45 hours at $150 an hour, plus HST, equals $7,627.50. I find the claimed disbursements of $942.98 (including $500 for filing the two Notices of Appeal) reasonable. Accordingly, I award the Appellant his legal expenses in the amount of $8,570.48.
IV. Finding of Possible Unfair or Deceptive Business Practice
In oral submissions, the Appellant noted that Unifund was involved in a prior O. Reg. 283/95 case in Danilov. In that case Unifund referred to the nexus test, now supported by the Supreme Court of Canada as well as the Ontario Court of Appeal, as “infamous.”
The Superintendent’s 2009 recommendation, six years ago, was that it be made more difficult for insurers to deflect claims to ensure that claimants receive accident benefits while the issue of liability for a claim is resolved. The Superintendent noted that “[s]ome court decisions have criticized insurance companies for the way they handle these claims.”
Section 288 of the Insurance Act provides:
Finding of possible unfair or deceptive business practice
- The Director shall review arbitration orders and may recommend to the Superintendent that the Superintendent investigate the business practices of an insurer if the Director is of the opinion that any one or more arbitrations or appeals from arbitrations reveal unfair or deceptive business practices. R.S.O. 1990, c. I.8, s. 288; 1996, c. 21, s. 43.
Under subsection 6(4) of the Insurance Act, R.S.O. 1990, c. I. 8, the Director of Arbitrations’ powers were delegated to me to hold hearings on the Director’s behalf and exercise his powers and perform his duties relating to such hearings.

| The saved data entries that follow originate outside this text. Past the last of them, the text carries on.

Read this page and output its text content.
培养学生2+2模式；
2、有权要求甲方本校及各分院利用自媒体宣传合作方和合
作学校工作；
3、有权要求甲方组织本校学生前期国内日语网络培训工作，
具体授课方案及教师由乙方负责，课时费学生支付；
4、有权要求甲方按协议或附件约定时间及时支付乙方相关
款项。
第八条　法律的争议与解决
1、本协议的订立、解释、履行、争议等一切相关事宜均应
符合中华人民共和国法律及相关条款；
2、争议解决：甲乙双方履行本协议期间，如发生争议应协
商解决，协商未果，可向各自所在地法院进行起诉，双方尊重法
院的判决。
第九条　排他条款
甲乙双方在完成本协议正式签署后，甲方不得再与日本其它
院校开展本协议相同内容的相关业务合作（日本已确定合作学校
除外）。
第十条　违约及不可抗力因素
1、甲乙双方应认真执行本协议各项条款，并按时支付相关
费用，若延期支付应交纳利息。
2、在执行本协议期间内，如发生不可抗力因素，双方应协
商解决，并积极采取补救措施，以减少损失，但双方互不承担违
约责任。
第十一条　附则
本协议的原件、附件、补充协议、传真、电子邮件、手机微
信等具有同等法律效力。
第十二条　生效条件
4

The Director’s duties under section 288 of the Insurance Act were not delegated to me.
October 23, 2015
Lawrence Blackman Director’s Delegate
Date
Footnotes
- Mrs. Blatherwick, the cook in Nanny McPhee, 2005, who clings to the mollifying comfort of her employer’s note that his seven children are not allowed in her kitchen.
- The Statutory Accident Benefits Schedule — Effective September 1, 2010, O.Reg 34/10, as amended.
- Juriansz J.A. cites, as examples: Allstate Insurance Co. of Canada v. Brown (1998), 1998 CanLII 18877 (ON SC), 40 O.R. (3d) 610 (Div. Ct.); Lombard Canada Ltd. v. Royal & SunAlliance Insurance Co. (2008), 2007 CanLII 82792 (ON SC), 94 O.R. (3d) 62 (S.C.); Kingsway General Insurance Co. v. Ontario (Minister of Finance), 2007 ONCA 62, 84 O.R. (3d) 507; Rozmerets v. Wawanesa Mutual Insurance Co., [2002] O.F.S.C.D. No. 99 (FSCO Arb.); Bianca v. Wawanesa Mutual Insurance Co., [2004] O.F.S.C.D. No. 185 (FSCO Arb.); Vieira v. Royal & SunAlliance Insurance Co. of Canada, [2005] O.F.S.C.D. No. 7 (FSCO Appeal).
- Mauldin v. Cassels Brock & Blackwell LLP, 2013 ONCA 307: “A Bullock order requires an unsuccessful defendant to reimburse the plaintiff for the successful defendant’s costs; a Sanderson order requires the unsuccessful defendant to pay the successful defendant’s costs directly: see Moore (Litigation Guardian of) v. Wienecke, [2006] O.J. No. 2044, at para. 11, rev’d 2008 ONCA 162, 90 O.R. (3d) 463 (C.A.), but affirmed on this point.”